The second study, published in Human Brain Mapping in February, focused on patients with ischemic stroke who were being treated by physicians in the Division of Rehabilitation Medicine at Weill Cornell. Using data collected by Dr. Michael O’Dell, a professor of clinical rehabilitation medicine, and Dr. Joan Toglia, a senior lecturer in rehabilitation medicine, the investigators reviewed patients’ ability to complete 18 cognitive and physical tasks using tests that assessed everything from their motor ability to their attention to their ability to live independently. Along with these findings, researchers also analyzed damage to the connective tracts between different brain regions in an effort to form correlations between brain damage and the individual’s impairment. Because many of these functions – like activities of daily living – employ multiple brain regions, it’s not as easy to predict how a brain lesion will impact a patient. Nevertheless, the researchers explored these more elusive functions and mapped them to their corresponding brain locations.

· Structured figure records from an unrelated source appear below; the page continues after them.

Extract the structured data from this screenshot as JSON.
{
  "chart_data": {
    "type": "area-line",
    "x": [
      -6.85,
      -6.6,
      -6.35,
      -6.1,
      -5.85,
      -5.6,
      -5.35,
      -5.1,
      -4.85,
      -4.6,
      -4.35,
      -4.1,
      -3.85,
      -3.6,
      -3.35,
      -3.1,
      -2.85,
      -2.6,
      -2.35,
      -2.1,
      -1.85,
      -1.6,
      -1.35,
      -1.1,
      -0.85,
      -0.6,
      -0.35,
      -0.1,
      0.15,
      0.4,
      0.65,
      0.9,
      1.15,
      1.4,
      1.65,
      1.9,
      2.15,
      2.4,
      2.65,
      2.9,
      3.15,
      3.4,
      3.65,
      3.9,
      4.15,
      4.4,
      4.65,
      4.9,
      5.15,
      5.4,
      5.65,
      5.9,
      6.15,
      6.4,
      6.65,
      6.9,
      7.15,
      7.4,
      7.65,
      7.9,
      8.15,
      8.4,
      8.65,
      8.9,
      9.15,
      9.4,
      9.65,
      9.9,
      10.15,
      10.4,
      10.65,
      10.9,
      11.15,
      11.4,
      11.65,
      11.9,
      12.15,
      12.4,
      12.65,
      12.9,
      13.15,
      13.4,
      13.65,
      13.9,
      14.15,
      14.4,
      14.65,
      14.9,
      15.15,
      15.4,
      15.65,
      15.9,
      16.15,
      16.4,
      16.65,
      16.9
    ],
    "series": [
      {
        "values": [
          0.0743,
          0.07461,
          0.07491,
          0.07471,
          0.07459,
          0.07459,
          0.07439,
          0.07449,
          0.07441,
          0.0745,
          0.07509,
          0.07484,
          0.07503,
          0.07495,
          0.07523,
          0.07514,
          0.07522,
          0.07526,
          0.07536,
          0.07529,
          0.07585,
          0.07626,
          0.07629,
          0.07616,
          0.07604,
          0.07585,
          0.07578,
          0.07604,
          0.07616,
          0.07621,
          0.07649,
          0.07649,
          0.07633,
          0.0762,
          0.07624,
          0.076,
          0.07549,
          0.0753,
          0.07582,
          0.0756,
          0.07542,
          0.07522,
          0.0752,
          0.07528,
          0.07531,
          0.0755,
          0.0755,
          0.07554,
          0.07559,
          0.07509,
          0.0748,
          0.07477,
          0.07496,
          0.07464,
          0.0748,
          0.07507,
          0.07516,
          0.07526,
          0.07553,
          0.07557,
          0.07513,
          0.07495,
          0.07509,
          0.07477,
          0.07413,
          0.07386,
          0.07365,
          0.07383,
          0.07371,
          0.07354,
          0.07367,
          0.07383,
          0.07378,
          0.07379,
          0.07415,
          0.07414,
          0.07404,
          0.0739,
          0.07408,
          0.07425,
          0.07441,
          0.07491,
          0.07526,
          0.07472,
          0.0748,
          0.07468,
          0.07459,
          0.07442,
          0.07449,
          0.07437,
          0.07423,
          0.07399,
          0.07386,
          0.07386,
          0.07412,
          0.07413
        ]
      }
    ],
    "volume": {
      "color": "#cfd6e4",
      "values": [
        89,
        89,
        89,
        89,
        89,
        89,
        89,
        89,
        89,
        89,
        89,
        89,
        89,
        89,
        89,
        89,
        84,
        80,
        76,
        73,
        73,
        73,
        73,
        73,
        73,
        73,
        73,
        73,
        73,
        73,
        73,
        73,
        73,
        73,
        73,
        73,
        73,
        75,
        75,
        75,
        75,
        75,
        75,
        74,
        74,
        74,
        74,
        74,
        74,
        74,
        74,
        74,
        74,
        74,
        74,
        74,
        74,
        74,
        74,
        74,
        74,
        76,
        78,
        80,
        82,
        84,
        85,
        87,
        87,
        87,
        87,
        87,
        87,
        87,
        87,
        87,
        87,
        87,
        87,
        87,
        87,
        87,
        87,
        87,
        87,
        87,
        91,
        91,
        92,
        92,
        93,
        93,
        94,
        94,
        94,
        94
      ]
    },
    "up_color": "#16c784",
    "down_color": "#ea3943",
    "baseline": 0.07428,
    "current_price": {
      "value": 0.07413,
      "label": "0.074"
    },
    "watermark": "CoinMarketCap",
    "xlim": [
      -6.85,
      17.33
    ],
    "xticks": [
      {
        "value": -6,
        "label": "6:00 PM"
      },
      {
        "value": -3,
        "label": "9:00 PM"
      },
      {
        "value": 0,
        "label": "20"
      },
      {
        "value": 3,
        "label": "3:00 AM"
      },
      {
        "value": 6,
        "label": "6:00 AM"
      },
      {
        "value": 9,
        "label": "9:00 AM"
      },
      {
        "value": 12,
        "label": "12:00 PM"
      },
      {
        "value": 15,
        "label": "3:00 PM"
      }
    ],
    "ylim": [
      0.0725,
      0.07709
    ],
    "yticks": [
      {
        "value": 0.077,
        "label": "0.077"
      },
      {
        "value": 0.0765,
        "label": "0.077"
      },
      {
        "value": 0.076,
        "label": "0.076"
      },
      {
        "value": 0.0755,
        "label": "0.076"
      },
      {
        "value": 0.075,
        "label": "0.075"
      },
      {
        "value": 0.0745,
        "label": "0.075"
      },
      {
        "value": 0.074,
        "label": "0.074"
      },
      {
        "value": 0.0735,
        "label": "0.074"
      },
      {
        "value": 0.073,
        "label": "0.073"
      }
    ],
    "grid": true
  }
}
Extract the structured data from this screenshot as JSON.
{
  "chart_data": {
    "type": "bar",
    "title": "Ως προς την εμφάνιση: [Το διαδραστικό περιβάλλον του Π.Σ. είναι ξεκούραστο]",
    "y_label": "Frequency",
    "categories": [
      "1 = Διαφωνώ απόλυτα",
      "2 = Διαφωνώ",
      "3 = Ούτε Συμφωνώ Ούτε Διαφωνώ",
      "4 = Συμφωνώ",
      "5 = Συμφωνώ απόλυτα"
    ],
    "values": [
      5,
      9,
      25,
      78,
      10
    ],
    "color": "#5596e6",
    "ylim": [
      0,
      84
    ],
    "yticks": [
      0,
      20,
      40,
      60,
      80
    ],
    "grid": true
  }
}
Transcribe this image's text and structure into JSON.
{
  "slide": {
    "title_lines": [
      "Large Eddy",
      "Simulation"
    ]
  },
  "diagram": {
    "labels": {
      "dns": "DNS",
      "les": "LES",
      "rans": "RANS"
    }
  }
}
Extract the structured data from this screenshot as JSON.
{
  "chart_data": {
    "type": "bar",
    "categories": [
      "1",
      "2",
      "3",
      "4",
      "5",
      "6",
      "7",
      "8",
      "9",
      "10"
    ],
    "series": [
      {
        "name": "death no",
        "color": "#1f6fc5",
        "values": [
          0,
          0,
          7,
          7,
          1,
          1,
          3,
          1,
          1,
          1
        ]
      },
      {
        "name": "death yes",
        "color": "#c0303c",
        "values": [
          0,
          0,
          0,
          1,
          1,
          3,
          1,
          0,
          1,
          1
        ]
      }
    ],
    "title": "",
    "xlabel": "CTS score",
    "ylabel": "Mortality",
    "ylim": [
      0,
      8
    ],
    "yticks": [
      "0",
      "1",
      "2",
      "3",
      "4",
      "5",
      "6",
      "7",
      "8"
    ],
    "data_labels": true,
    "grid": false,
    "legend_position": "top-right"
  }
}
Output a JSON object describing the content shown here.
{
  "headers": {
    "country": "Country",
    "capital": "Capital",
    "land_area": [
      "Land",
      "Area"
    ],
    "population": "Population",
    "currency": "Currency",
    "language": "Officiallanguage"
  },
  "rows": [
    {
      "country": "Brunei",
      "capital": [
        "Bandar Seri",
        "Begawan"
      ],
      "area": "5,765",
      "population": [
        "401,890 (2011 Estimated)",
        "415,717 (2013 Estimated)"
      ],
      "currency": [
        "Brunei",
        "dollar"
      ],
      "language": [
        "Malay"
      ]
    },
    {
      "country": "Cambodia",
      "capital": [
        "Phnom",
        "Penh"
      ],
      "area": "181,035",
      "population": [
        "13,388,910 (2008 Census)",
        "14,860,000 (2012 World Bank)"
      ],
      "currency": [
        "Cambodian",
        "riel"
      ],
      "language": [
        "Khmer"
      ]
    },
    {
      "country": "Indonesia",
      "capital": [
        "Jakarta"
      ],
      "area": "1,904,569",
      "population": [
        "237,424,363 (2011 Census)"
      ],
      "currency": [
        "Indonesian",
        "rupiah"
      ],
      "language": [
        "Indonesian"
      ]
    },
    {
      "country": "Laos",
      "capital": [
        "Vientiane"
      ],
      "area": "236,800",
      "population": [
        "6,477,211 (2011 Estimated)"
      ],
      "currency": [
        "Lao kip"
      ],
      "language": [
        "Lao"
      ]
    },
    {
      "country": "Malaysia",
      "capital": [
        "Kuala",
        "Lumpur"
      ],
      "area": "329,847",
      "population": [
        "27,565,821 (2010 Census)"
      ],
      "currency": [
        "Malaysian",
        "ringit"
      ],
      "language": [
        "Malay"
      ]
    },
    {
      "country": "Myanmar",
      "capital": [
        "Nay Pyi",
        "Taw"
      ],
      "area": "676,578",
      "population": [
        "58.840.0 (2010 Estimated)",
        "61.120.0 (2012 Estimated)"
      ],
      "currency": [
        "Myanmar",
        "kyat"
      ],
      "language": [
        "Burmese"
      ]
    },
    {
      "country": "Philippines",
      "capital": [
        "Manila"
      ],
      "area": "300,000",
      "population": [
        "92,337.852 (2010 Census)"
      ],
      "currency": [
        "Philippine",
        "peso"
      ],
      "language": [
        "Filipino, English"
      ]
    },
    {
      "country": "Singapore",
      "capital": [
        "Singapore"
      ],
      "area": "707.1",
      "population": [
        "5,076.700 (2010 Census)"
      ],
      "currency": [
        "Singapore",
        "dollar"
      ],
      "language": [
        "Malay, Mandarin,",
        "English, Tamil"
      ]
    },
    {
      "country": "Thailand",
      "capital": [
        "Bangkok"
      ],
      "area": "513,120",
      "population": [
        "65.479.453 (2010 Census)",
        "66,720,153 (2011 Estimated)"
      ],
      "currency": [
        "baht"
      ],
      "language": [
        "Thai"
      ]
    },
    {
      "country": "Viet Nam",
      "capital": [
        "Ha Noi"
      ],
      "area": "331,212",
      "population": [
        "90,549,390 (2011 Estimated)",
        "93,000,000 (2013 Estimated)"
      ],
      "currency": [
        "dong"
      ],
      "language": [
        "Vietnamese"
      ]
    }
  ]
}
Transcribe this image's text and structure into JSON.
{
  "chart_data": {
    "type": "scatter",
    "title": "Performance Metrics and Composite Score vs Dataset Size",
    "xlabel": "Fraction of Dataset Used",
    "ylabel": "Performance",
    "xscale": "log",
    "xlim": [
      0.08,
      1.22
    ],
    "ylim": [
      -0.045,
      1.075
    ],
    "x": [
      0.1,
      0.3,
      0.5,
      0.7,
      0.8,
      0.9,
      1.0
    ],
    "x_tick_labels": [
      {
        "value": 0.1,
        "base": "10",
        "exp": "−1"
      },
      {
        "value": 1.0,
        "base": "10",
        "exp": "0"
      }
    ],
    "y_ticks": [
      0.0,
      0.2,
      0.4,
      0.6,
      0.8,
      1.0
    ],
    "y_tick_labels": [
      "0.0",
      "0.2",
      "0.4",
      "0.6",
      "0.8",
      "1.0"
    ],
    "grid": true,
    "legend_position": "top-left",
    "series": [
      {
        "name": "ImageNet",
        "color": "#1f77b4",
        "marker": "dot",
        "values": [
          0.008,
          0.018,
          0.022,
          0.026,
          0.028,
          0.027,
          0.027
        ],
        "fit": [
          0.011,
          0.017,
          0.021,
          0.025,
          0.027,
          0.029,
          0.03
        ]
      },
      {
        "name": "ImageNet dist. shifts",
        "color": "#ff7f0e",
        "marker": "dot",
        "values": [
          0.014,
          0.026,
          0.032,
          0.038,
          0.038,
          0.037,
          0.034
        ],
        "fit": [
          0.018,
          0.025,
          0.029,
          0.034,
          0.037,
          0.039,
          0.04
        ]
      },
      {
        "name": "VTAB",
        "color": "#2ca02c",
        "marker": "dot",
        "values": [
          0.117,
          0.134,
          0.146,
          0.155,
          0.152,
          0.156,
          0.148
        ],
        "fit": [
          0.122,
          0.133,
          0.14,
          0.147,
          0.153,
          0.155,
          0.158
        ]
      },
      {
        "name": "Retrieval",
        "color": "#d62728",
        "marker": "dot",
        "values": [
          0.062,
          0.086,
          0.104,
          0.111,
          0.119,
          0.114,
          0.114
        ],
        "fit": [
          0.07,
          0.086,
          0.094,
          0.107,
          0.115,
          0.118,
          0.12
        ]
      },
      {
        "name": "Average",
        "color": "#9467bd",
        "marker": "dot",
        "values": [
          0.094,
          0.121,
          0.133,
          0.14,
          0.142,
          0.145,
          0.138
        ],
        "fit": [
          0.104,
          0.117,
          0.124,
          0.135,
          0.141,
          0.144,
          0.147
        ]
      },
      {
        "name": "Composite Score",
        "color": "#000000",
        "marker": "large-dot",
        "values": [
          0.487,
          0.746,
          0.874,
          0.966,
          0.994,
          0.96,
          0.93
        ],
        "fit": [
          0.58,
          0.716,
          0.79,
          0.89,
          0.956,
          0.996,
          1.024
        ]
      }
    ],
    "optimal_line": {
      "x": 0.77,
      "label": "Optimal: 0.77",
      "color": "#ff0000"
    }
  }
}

The investigators found that the NeMo tool predicted impairments, on average, two to three times more accurately than predictions based on patient information — age, gender, etc. — and lesion size alone. Additionally, findings about processing speed mirrored the MS study, with damage to the connective tracts of visual areas once again corresponding to processing speed impairments. Obtaining the same outcome in a different population demonstrated that the NeMo tool was reliable and effective, and gives further confidence in the structure-function mapping of processing speed.

“The location in the brain of a patient’s disease or impairment really matters,” Dr. Kuceyeski said. “There was no quantitative map to go between where the brain lesion is and what impairment the person is going to have. The whole idea behind this work was trying to quantify those relationships with the ultimate goal of improving clinical care.”